L’odierno Global Health Summit si inserisce perfettamente nell’attuale cornice multilaterale a guida italiana dove presidenza G20 e co-presidenza COP26 fanno da agenti di trazione dell’azione e agenda europea e globale per la gestione del dossier sanitario e climatico. Tutto questo, senza dimenticare di incanalare le tradizionali priorità della politica estera e interessi strategici italiani attraverso il rafforzamento transatlantico e una particolare attenzione al coordinamento con l’asse francotedesco e al coinvolgimento dell’alleato britannico.

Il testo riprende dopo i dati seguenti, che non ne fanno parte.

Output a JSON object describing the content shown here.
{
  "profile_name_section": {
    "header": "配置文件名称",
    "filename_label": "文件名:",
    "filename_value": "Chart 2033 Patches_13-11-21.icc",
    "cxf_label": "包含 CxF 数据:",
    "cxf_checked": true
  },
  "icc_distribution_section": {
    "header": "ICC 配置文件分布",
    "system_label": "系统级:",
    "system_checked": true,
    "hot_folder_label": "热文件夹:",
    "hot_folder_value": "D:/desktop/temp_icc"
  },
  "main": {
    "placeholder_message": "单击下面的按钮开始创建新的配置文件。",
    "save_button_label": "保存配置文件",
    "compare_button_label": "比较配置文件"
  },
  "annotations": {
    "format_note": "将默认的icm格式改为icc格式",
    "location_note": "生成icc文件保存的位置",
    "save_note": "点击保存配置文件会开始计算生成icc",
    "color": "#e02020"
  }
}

Questi i temi analizzati in un nuovo report Ecfr ( Rome’s moment: Draghi, multilateralism, and Italy’s new strategy) in cui, insieme ad Arturo Varvelli, si pone nuovamente una questione per troppo tempo lasciata in disparte: l’Italia come attore proattivo e motore del dinamismo europeo e multilaterale. L’instabilità politica del Paese certamente non contribuisce. Tuttavia, il nuovo assetto governativo e la figura del presidente del Consiglio Mario Draghi senza dubbio hanno e avranno un ruolo nel sostenere l’Italia nel suo ruolo europeo e multilaterale di promozione di una nuova governance multilaterale capace di saper affrontare le sfide e minacce future, in maniera più efficace rispetto alla gestione della crisi da Covid19; di promuovere il confronto con interlocutori come Cina e Russia; di gestire grandi opportunità e priorità come il partenariato Africa-Europa, non solo più attraverso la lente della cooperazione ma in termini di opportunità e prospettive condivise come nel settore energetico e rinnovabile.

Il Global Health Summit è dunque una tappa importante per aiutare l’Italia a rafforzare il ruolo della sicurezza sanitaria nell’ambito della cooperazione e coordinazione multilaterale. Il Paese può utilizzare la presidenza del G20, accanto alla consolidata appartenenza al G7, come un megafono per promuovere una strategia multilaterale per la sicurezza sanitaria. Come per la sicurezza sanitaria, l’Italia dovrebbe inoltre implementare la propria strategia climatica simultaneamente a livello nazionale, europeo e mondiale utilizzando il ruolo giocato in ambito G20 e COP26 per elevare il profilo di Roma sulle questioni ambientali. Questo contribuirebbe a promuovere gli obiettivi e le strategie del Green Deal europeo. Tutti questi sforzi potrebbero sostenere l’Italia nel coadiuvare a gettare le basi di un’Europa in grado di affrontare la sfida sistemica del cambiamento climatico e sanitario, in parallelo a dossier e crisi già pre-esistenti.

La Dichiarazione di Roma firmata oggi potrebbe dunque avere il grande potenziale di creare un nuovo modello a cui far riferimento di strategia proattiva multilaterale di crisis management capace di tener conto simultaneamente dei diritti sociali, sanità, sicurezza, dinamiche politiche e trend economici.